Glaucoma Center of Excellence, Wilmer Eye Institute, Johns Hopkins University, Baltimore, Maryland.
Invest Ophthalmol Vis Sci. 2014 Feb 20;55(2):1017-23. doi: 10.1167/iovs.13-13702.
To improve the neurological hemifield test (NHT) using visual field data from both eyes to detect and classify visual field loss caused by chiasmal or postchiasmal lesions.
Visual field and clinical data for 633 patients were divided into a training set (474 cases) and a validation set (159 cases). Each set had equal numbers of neurological, glaucoma, or glaucoma suspect cases, matched for age and for mean deviation between neurological and glaucoma cases. NHT scores as previously described and a new NHT laterality score were calculated. The ability of these scores to distinguish neurological from other fields was assessed with receiver operating characteristic (ROC) analysis. Three machine classifier algorithms were also evaluated: decision tree, random forest, and least absolute shrinkage and selection operator (LASSO). We also evaluated the ability of NHT to identify the type of neurological field defect (homonymous or bitemporal).
The area under the ROC curve (AUC) for the maximum NHT score was 0.92 (confidence interval [CI]: 0.87, 0.97). Using NHT laterality scores from each eye combined with the sum of NHT scores, the AUC improved to 0.93 (CI: 0.88, 0.98). The largest AUC for machine learning algorithms was for the LASSO method (0.96, CI: 0.92, 0.99). The NHT scores identified the type of neurological defect in 96% (158/164) of patients.
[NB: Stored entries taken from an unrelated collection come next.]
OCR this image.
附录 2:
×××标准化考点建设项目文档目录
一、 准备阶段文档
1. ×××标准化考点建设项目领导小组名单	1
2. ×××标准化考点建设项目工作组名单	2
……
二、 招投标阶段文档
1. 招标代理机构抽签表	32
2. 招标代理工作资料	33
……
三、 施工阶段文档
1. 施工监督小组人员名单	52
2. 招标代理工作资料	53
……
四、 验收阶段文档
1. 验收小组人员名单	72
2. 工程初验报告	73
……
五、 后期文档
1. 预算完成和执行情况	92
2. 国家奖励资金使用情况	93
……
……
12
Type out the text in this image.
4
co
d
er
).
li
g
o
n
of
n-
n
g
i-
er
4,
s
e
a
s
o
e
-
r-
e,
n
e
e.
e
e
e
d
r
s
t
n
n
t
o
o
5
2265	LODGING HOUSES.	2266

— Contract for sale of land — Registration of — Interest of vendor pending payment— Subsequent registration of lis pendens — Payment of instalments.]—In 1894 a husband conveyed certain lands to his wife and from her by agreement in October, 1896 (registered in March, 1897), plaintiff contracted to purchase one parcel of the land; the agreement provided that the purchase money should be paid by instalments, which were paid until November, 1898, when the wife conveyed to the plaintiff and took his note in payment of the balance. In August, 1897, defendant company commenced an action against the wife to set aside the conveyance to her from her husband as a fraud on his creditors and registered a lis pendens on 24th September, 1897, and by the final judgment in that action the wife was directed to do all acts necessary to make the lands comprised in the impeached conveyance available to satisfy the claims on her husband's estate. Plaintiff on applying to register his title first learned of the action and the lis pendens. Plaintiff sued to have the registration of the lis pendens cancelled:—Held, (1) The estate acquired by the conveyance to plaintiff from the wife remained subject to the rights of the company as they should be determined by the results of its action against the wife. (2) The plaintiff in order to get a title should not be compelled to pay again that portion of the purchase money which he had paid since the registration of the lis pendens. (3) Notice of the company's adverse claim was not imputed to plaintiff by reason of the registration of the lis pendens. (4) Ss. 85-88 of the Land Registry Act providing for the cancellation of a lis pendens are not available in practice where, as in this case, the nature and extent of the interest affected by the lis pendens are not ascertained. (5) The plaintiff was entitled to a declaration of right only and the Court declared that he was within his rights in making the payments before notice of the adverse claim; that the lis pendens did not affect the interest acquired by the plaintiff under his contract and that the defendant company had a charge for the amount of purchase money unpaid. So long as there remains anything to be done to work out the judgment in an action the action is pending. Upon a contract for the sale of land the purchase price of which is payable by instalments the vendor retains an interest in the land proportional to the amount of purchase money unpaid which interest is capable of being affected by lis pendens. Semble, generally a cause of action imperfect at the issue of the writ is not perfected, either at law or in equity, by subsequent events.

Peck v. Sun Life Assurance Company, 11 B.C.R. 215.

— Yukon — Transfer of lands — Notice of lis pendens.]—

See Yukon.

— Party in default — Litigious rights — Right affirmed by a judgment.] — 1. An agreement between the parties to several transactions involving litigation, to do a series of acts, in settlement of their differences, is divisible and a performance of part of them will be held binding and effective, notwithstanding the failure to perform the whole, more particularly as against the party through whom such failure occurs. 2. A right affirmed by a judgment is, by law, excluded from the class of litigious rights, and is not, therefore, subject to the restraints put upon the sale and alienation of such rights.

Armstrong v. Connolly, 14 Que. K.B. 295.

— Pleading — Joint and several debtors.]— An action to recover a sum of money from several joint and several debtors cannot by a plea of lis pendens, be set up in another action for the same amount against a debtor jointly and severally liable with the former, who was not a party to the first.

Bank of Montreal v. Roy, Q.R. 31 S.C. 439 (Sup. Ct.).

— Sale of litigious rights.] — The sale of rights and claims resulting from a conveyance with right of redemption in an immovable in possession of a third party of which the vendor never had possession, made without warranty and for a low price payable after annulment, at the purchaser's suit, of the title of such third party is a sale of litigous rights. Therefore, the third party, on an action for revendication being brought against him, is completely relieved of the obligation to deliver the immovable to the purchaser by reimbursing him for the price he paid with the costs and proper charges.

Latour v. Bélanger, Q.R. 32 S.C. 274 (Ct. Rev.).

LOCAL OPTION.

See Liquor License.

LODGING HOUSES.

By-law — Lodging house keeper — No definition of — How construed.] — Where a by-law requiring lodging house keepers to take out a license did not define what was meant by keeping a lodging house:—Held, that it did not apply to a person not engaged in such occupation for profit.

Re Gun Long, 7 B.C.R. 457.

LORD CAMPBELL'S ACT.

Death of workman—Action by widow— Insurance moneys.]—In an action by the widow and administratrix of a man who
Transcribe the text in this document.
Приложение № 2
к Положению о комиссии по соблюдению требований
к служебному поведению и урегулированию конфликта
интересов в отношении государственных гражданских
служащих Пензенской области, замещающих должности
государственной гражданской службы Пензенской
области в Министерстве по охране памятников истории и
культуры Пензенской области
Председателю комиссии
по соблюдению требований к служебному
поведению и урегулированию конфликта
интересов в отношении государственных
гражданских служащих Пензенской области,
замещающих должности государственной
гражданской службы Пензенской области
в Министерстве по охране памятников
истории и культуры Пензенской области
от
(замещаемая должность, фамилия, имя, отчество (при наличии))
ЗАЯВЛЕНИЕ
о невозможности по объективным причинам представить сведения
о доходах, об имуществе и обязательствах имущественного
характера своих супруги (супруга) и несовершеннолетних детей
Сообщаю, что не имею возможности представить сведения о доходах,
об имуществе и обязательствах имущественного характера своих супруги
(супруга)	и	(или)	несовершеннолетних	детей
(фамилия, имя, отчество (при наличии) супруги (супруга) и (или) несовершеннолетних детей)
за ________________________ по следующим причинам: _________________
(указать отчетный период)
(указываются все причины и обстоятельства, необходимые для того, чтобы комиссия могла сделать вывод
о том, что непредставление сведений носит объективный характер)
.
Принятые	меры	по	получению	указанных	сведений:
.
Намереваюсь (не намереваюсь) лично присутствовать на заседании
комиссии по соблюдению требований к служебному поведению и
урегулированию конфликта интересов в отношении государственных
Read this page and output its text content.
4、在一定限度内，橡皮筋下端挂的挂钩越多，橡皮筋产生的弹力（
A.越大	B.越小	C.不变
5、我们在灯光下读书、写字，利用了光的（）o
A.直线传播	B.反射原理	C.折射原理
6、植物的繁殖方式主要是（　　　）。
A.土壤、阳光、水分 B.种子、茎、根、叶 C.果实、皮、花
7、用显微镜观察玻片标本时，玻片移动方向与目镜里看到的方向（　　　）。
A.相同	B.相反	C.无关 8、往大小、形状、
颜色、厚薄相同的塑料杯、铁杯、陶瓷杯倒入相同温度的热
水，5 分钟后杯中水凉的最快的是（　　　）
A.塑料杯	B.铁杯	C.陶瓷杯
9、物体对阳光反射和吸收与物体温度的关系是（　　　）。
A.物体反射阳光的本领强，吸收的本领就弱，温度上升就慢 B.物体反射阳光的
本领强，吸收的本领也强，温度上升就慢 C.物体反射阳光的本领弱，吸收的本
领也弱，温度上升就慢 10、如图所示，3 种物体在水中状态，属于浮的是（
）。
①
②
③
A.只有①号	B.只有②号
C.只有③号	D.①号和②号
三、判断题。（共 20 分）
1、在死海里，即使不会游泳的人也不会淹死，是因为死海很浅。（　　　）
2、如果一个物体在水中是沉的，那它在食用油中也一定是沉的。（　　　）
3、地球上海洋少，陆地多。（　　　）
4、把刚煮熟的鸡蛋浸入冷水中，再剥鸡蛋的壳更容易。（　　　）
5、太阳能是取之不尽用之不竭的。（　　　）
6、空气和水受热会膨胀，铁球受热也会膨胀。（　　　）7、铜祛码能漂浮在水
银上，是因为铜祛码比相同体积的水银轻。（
The new NHT distinguished neurological field defects from those of glaucoma and glaucoma suspects, providing accurate categorization of defect type. Its implementation may identify unsuspected neurological disease in clinical visual field testing.
利用双眼的视野数据改进神经视野测试(NHT),以检测和分类视交叉或视交叉后病变引起的视野损失。
将 633 名患者的视野和临床数据分为训练集(474 例)和验证集(159 例)。每个集合中均有等量的神经、青光眼或疑似青光眼病例,按年龄和神经与青光眼病例的平均偏差进行匹配。计算了先前描述的 NHT 评分和新的 NHT 偏侧性评分。使用受试者工作特征(ROC)分析评估这些评分区分神经与其他视野的能力。还评估了三种机器分类器算法:决策树、随机森林和最小绝对值收缩和选择算子(LASSO)。我们还评估了 NHT 识别神经视野缺损类型(同侧或双颞)的能力。
最大 NHT 评分的 ROC 曲线下面积(AUC)为 0.92(置信区间[CI]:0.87,0.97)。使用每只眼的 NHT 偏侧性评分与 NHT 评分总和,AUC 提高到 0.93(CI:0.88,0.98)。机器学习算法的 AUC 最大为 LASSO 方法(0.96,CI:0.92,0.99)。NHT 评分在 96%(158/164)的患者中识别出神经缺陷的类型。
新的 NHT 将神经视野缺损与青光眼和疑似青光眼患者区分开来,对缺损类型进行了准确分类。它的实施可能会在临床视野测试中发现未被怀疑的神经疾病。